The first-rate team behind him assures that Secretary of State Herter will get sound counsel and assistance, but it will be Herter himself who must make the top decisions and carry out the top negotiations. Inevitably, last week the often-asked question was: How does Herter compare with Dulles?
Dulles had a special advantage that Christian Herter, in the less than two years ahead of him as Secretary of State, cannot hope to match: the unique and towering esteem, slowly built up over years, that Dwight Eisenhower felt for Dulles. But Herter has an advantage of his own: abundant political experience. As an ex-Congressman and a winning politician, he knows something about handling storms of congressional or public opinion. He is liked and admired on Capitol Hill, notably by the Senate Foreign Relations Committee's Chairman William Fulbright, who weeks ago started boosting Herter for Secretary of State.

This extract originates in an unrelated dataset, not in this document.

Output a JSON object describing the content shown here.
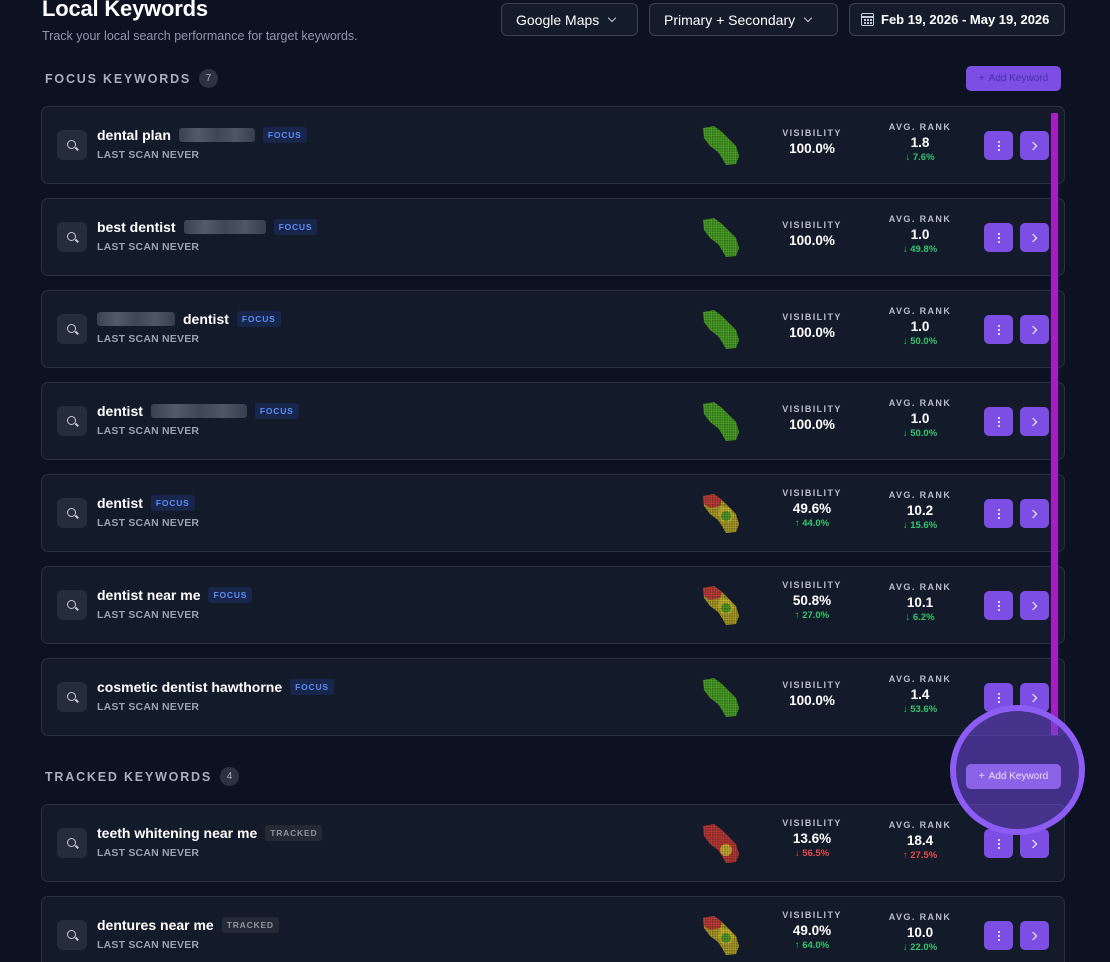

"A Margin of Time." The differences between Dulles and Herter are likely to be matters of style rather than substance. Partly because of his arthritis, Herter will do a lot less traveling than Dulles did, leave more of the overseas work to aides. Herter will doubtless rely much more than Dulles did on staff work and conferences within the State Department; while Dulles is a man of strong opinions who can be persuaded to change, Herter is a man who makes up his mind after listening to all sides. On European affairs there is no substantive difference between the two men's views (but sensitive Far Eastern experts noted during the Quemoy crisis of mid-1957 that the State Department's Herter was privately urging the evacuation of Quemoy and Matsu). Like Dulles, Herter believes that U.S. foreign policy must pursue, as Herter put it in a recent speech, "a positive approach which accepts competition and danger as elements of survival."